Gracefully Stopping Ecs Container
Solution 1:
ECS by default sends a SIGTERM:
StopTask
Stops a running task.
When
StopTask
is called on a task, the equivalent of docker stop is issued to the containers running in the task. This results in a SIGTERM and a default 30-second timeout, after which SIGKILL is sent and the containers are forcibly stopped. If the container handles the SIGTERM gracefully and exits within 30 seconds from receiving it, no SIGKILL is sent.Note
The default 30-second timeout can be configured on the Amazon ECS container agent with the ECS_CONTAINER_STOP_TIMEOUT variable. For more information, see Amazon ECS Container Agent Configuration in the Amazon Elastic Container Service Developer Guide.
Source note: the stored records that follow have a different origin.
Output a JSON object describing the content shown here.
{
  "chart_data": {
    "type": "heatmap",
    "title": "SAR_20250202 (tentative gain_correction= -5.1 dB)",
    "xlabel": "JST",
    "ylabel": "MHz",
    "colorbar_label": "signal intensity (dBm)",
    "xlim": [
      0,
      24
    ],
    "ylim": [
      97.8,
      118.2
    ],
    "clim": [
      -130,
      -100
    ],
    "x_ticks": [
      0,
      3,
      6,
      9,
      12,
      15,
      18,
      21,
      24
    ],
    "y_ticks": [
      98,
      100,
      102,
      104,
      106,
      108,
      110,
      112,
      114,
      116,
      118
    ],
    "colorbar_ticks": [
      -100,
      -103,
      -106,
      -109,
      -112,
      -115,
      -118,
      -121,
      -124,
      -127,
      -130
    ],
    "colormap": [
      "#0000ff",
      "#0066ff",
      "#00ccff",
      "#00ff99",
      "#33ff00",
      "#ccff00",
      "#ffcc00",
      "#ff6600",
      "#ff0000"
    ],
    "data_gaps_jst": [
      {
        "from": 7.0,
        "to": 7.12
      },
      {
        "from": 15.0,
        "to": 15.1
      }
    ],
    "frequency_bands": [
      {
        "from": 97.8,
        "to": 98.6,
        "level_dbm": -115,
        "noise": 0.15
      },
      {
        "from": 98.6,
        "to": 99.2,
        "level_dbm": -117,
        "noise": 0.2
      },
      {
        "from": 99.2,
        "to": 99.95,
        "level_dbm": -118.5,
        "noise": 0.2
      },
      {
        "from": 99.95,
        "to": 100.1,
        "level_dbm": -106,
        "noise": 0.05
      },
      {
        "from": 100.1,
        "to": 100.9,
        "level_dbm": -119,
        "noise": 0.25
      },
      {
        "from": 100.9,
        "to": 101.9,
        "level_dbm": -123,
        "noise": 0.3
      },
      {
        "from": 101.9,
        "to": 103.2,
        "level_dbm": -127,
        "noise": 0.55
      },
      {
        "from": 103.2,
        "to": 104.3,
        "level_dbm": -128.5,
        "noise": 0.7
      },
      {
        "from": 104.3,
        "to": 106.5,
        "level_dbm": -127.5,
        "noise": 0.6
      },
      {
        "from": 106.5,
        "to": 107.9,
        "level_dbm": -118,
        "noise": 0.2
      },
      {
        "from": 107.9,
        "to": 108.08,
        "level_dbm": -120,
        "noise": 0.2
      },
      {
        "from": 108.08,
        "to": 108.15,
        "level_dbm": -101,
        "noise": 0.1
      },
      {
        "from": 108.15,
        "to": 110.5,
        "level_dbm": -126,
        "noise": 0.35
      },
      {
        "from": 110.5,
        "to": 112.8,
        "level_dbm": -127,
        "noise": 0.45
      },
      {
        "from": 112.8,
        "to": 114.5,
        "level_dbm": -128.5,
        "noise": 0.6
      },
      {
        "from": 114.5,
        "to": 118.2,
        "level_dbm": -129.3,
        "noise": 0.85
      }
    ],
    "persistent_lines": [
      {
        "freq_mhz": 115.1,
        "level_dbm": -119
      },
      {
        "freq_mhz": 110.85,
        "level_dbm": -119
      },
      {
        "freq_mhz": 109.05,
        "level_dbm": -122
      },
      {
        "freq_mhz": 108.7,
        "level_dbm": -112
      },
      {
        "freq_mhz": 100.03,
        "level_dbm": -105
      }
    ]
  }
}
Knowing this, you can add a simple check in your app to catch the SIGTERM, and react appropriately.
Solution 2:
Two ways to achieve a graceful stop in Docker:
Using docker stop
When issuing a docker stop
command to a container, Docker fires a SIGTERM
signal to the process inside the container, and waits for 10 seconds before cleaning up the container.
You can specify the timeout other than 10s:
docker stop --time30 <CONTAINER>
You need to ensure that the process handles the SIGTERM
signal properly. Otherwise it will be rudely killed by a SIGKILL
signal.
Using docker kill
By default the docker kill
command sends a SIGKILL
signal to the process. But you can specify another signal to be used:
docker kill --signal SIGQUIT <CONTAINER>
Also ensure that the process handles the specified signal properly. Worse than docker stop
, the docker kill
command does not have a timeout behavior.